Tenho um marido maravilhoso a todos os níveis. Estamos casados há cinco anos. A certa altura, passámos por uma crise e comecei a falar com uma pessoa no chat, diariamente. Sem me aperceber, fui-me envolvendo, emocional e fisicamente. Ele tem idade para ser meu neto. Sinto-me responsável pelo seu bem estar e futuro. Consegui que ele recuperasse a autoestima e, até, um emprego. O meu marido descobriu. Fui sincera com ele e contei-lhe tudo. Ele está disposto a perdoar. Condeno o meu comportamento e tento entrar no meu caminho mas não estou a ser capaz. Não queria perder o meu marido, mas estou tão confusa… Tinha uma vida maravilhosa, em paz, e hoje sinto-me vazia. Quando falo à tal pessoa em cada um seguir o seu caminho, diz-me que a vida dele acaba. Objetivamente, sei que não, mas não consigo fazer-lhe mal. Estarei a ser alvo de chantagem emocional por parte do miúdo? Como devo fazer este afastamento?
Alice, Porto
A Alice condena a sua atração por uma pessoa mais nova e a infidelidade que o seu marido está disposto a perdoar. É natural que se sinta a vilã. Aquela que tenta “entrar no seu caminho” e fica confusa por continuar a desviar-se dele. Ou que experimenta este impasse como chantagem emocional, considerando-se alvo/vítima – e não agente – dela.

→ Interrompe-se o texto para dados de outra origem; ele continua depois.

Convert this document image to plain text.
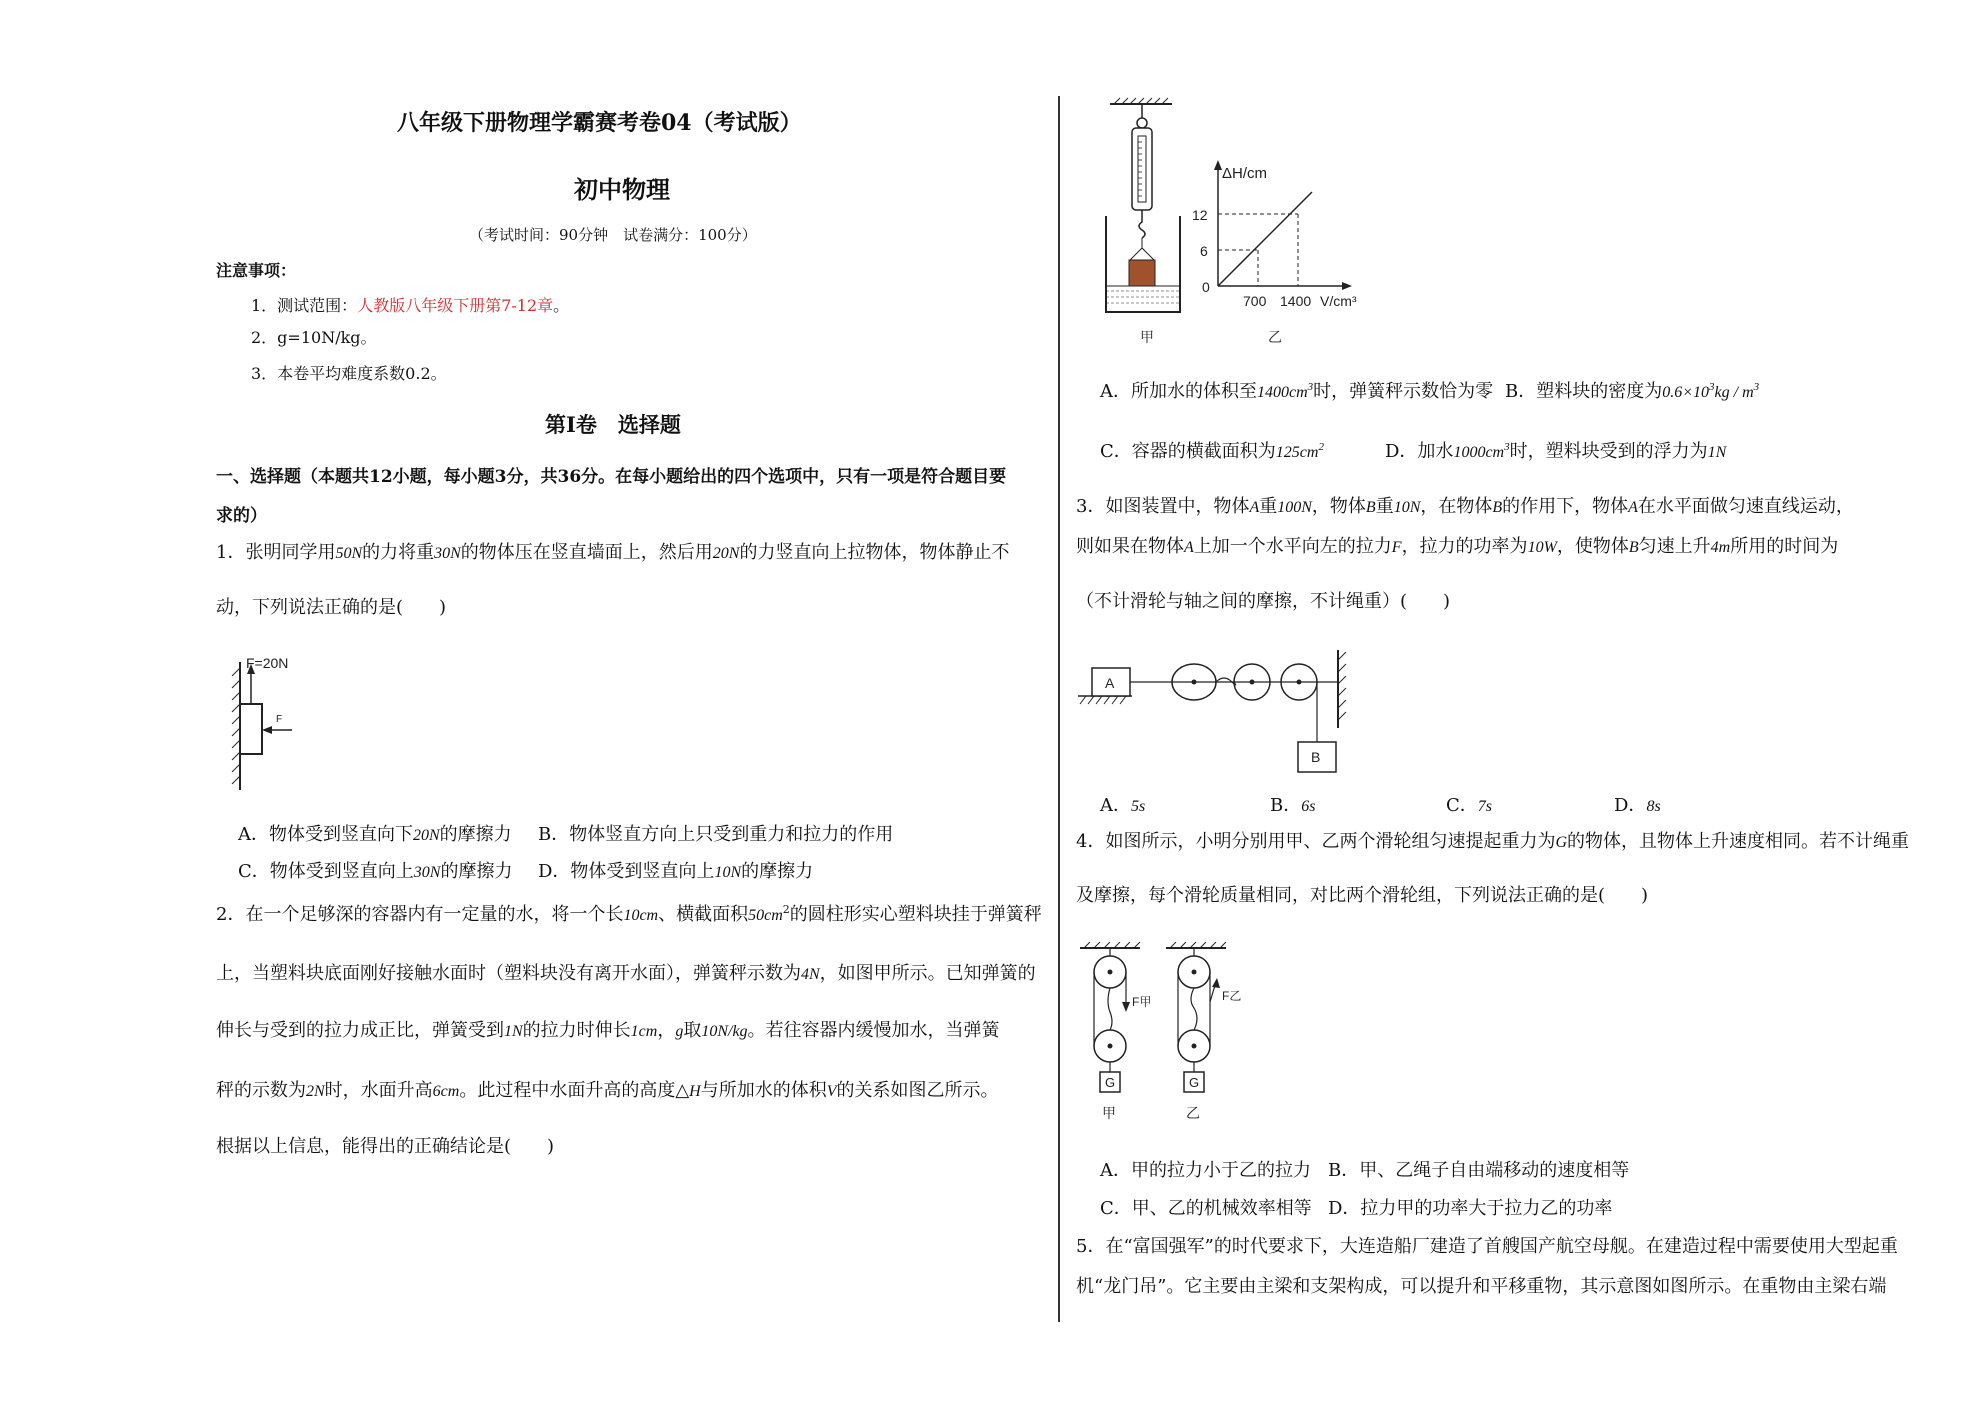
八年级下册物理学霸赛考卷04（考试版）
初中物理
（考试时间：90分钟　试卷满分：100分）
注意事项：
1．测试范围：人教版八年级下册第7-12章。
2．g=10N/kg。
3．本卷平均难度系数0.2。
第Ⅰ卷　选择题
一、选择题（本题共12小题，每小题3分，共36分。在每小题给出的四个选项中，只有一项是符合题目要
求的）
1．张明同学用50N的力将重30N的物体压在竖直墙面上，然后用20N的力竖直向上拉物体，物体静止不
动，下列说法正确的是(　　)
F=20N
F
A．物体受到竖直向下20N的摩擦力 B．物体竖直方向上只受到重力和拉力的作用
C．物体受到竖直向上30N的摩擦力 D．物体受到竖直向上10N的摩擦力
2．在一个足够深的容器内有一定量的水，将一个长10cm、横截面积$50cm^2$的圆柱形实心塑料块挂于弹簧秤
上，当塑料块底面刚好接触水面时（塑料块没有离开水面），弹簧秤示数为4N，如图甲所示。已知弹簧的
伸长与受到的拉力成正比，弹簧受到1N的拉力时伸长1cm，g取10N/kg。若往容器内缓慢加水，当弹簧
秤的示数为2N时，水面升高6cm。此过程中水面升高的高度△H与所加水的体积V的关系如图乙所示。
根据以上信息，能得出的正确结论是(　　)
甲
ΔH/cm
12
6
0
700 1400 V/cm³
乙
A．所加水的体积至$1400cm^3$时，弹簧秤示数恰为零 B．塑料块的密度为$0.6\times 10^3kg / m^3$
C．容器的横截面积为$125cm^2$	D．加水$1000cm^3$时，塑料块受到的浮力为1N
3．如图装置中，物体A重100N，物体B重10N，在物体B的作用下，物体A在水平面做匀速直线运动，
则如果在物体A上加一个水平向左的拉力F，拉力的功率为10W，使物体B匀速上升4m所用的时间为
（不计滑轮与轴之间的摩擦，不计绳重）(　　)
A
B
A．5s	B．6s	C．7s	D．8s
4．如图所示，小明分别用甲、乙两个滑轮组匀速提起重力为G的物体，且物体上升速度相同。若不计绳重
及摩擦，每个滑轮质量相同，对比两个滑轮组，下列说法正确的是(　　)
F甲
G
甲
F乙
G
乙
A．甲的拉力小于乙的拉力 B．甲、乙绳子自由端移动的速度相等
C．甲、乙的机械效率相等 D．拉力甲的功率大于拉力乙的功率
5．在“富国强军”的时代要求下，大连造船厂建造了首艘国产航空母舰。在建造过程中需要使用大型起重
机“龙门吊”。它主要由主梁和支架构成，可以提升和平移重物，其示意图如图所示。在重物由主梁右端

Por estar com manifesta dificuldade em optar por qual das duas vias seguir – agora que ambos sabem da existência do outro e que, antes disso, lhe davam a impressão de ter uma vida maravilhosa – é provável que se sinta impelida, sem consciência disso, a projetar a culpa que sente para o “elo mais fraco”. Neste caso, a pessoa que está no papel do “outro”, o amante. De quem urge afastar-se, em nome da segurança prometida pelo marido compreensivo. Ou talvez não, pela sensação de vazio de que se queixa, e que será prévia à procura da terceira pessoa, que a Alice tem vindo a “ajudar”. Talvez por, dessa forma, se ajudar a si, a sentir-se melhor e com mais autoestima.

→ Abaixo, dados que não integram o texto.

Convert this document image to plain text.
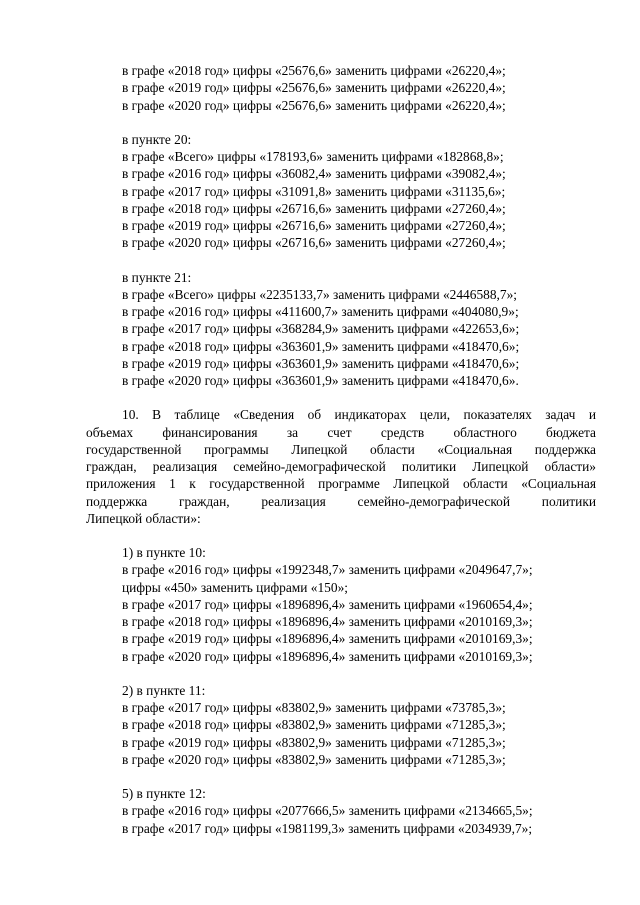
в графе «2018 год» цифры «25676,6» заменить цифрами «26220,4»;
в графе «2019 год» цифры «25676,6» заменить цифрами «26220,4»;
в графе «2020 год» цифры «25676,6» заменить цифрами «26220,4»;
в пункте 20:
в графе «Всего» цифры «178193,6» заменить цифрами «182868,8»;
в графе «2016 год» цифры «36082,4» заменить цифрами «39082,4»;
в графе «2017 год» цифры «31091,8» заменить цифрами «31135,6»;
в графе «2018 год» цифры «26716,6» заменить цифрами «27260,4»;
в графе «2019 год» цифры «26716,6» заменить цифрами «27260,4»;
в графе «2020 год» цифры «26716,6» заменить цифрами «27260,4»;
в пункте 21:
в графе «Всего» цифры «2235133,7» заменить цифрами «2446588,7»;
в графе «2016 год» цифры «411600,7» заменить цифрами «404080,9»;
в графе «2017 год» цифры «368284,9» заменить цифрами «422653,6»;
в графе «2018 год» цифры «363601,9» заменить цифрами «418470,6»;
в графе «2019 год» цифры «363601,9» заменить цифрами «418470,6»;
в графе «2020 год» цифры «363601,9» заменить цифрами «418470,6».
10. В таблице «Сведения об индикаторах цели, показателях задач и
объемах финансирования за счет средств областного бюджета
государственной программы Липецкой области «Социальная поддержка
граждан, реализация семейно-демографической политики Липецкой области»
приложения 1 к государственной программе Липецкой области «Социальная
поддержка граждан, реализация семейно-демографической политики
Липецкой области»:
1) в пункте 10:
в графе «2016 год» цифры «1992348,7» заменить цифрами «2049647,7»;
цифры «450» заменить цифрами «150»;
в графе «2017 год» цифры «1896896,4» заменить цифрами «1960654,4»;
в графе «2018 год» цифры «1896896,4» заменить цифрами «2010169,3»;
в графе «2019 год» цифры «1896896,4» заменить цифрами «2010169,3»;
в графе «2020 год» цифры «1896896,4» заменить цифрами «2010169,3»;
2) в пункте 11:
в графе «2017 год» цифры «83802,9» заменить цифрами «73785,3»;
в графе «2018 год» цифры «83802,9» заменить цифрами «71285,3»;
в графе «2019 год» цифры «83802,9» заменить цифрами «71285,3»;
в графе «2020 год» цифры «83802,9» заменить цифрами «71285,3»;
5) в пункте 12:
в графе «2016 год» цифры «2077666,5» заменить цифрами «2134665,5»;
в графе «2017 год» цифры «1981199,3» заменить цифрами «2034939,7»;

Ao afirmar que não consegue fazer-lhe mal [ao amante], deixa implícita a ideia de que a melhor opção seria manter tudo como estava antes (manter o casamento e “não fazer mal ao miúdo”). E que, para mudar, alguém sairá magoado (ou excluído da equação). Nem que, para isso, seja preciso pintá-lo de negro, como chantagista ou abusador.
Sendo todos adultos, e a Alice responsável, acima de tudo, por si e pela sua autoestima, fará sentido perceber que funções ou papéis estas duas presenças jogam na sua vida, que parece estar dividida internamente, sendo eles, os dois homens, o rosto de duas partes de si, com as quais parece incapaz de lidar.

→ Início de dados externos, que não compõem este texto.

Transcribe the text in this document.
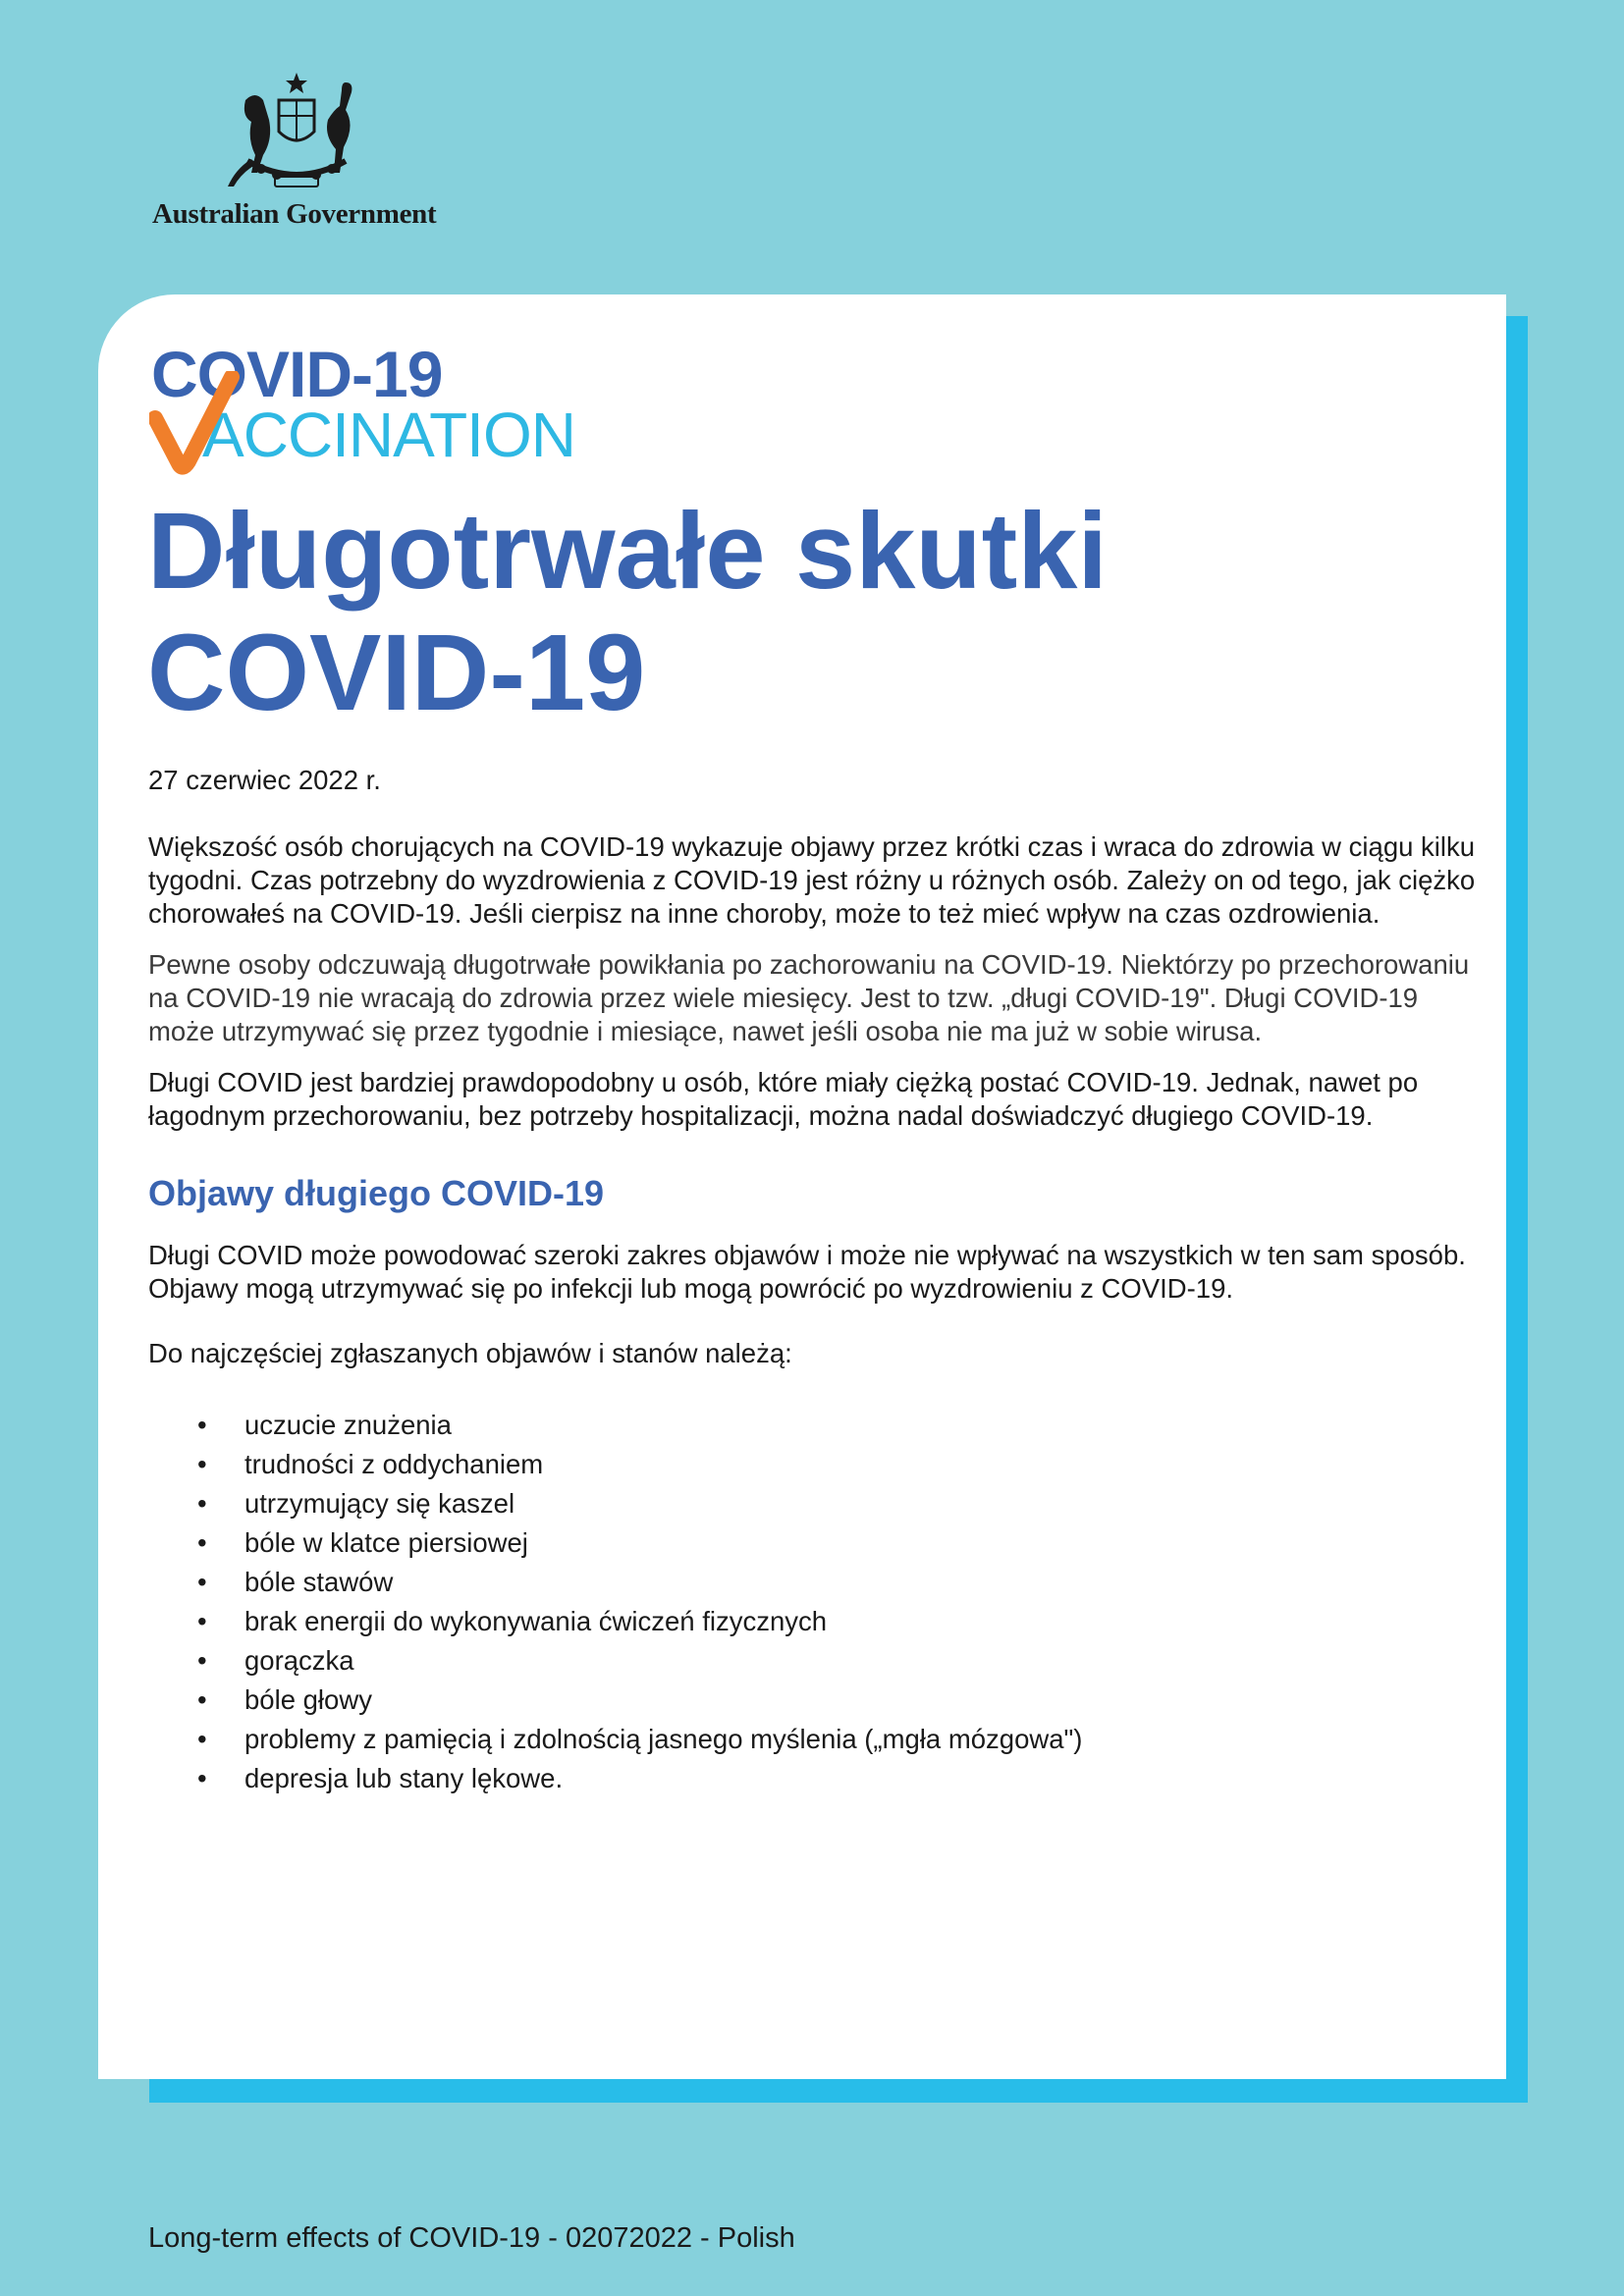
Australian Government
COVID-19
ACCINATION
Długotrwałe skutki
COVID-19

27 czerwiec 2022 r.

Większość osób chorujących na COVID-19 wykazuje objawy przez krótki czas i wraca do zdrowia w ciągu kilku tygodni. Czas potrzebny do wyzdrowienia z COVID-19 jest różny u różnych osób. Zależy on od tego, jak ciężko chorowałeś na COVID-19. Jeśli cierpisz na inne choroby, może to też mieć wpływ na czas ozdrowienia.

Pewne osoby odczuwają długotrwałe powikłania po zachorowaniu na COVID-19. Niektórzy po przechorowaniu na COVID-19 nie wracają do zdrowia przez wiele miesięcy. Jest to tzw. „długi COVID-19". Długi COVID-19 może utrzymywać się przez tygodnie i miesiące, nawet jeśli osoba nie ma już w sobie wirusa.

Długi COVID jest bardziej prawdopodobny u osób, które miały ciężką postać COVID-19. Jednak, nawet po łagodnym przechorowaniu, bez potrzeby hospitalizacji, można nadal doświadczyć długiego COVID-19.

Objawy długiego COVID-19

Długi COVID może powodować szeroki zakres objawów i może nie wpływać na wszystkich w ten sam sposób. Objawy mogą utrzymywać się po infekcji lub mogą powrócić po wyzdrowieniu z COVID-19.

Do najczęściej zgłaszanych objawów i stanów należą:

• uczucie znużenia
• trudności z oddychaniem
• utrzymujący się kaszel
• bóle w klatce piersiowej
• bóle stawów
• brak energii do wykonywania ćwiczeń fizycznych
• gorączka
• bóle głowy
• problemy z pamięcią i zdolnością jasnego myślenia („mgła mózgowa")
• depresja lub stany lękowe.
Long-term effects of COVID-19 - 02072022 - Polish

Em última análise, há sempre a hipótese de estar só durante um tempo para esclarecer essa confusão interior, que muito oportuna e lucidamente refere. Tal como na relação que estabelecemos com todos os prazeres da vida, ser responsável e consequente acerca do que necessita na sua vida, é o que lhe vai devolver a tal paz de espírito. Independentemente de cada um dos seus dois homens – os seus “amores” (ou “dores”?) – e das expectativas que tenha acerca deles.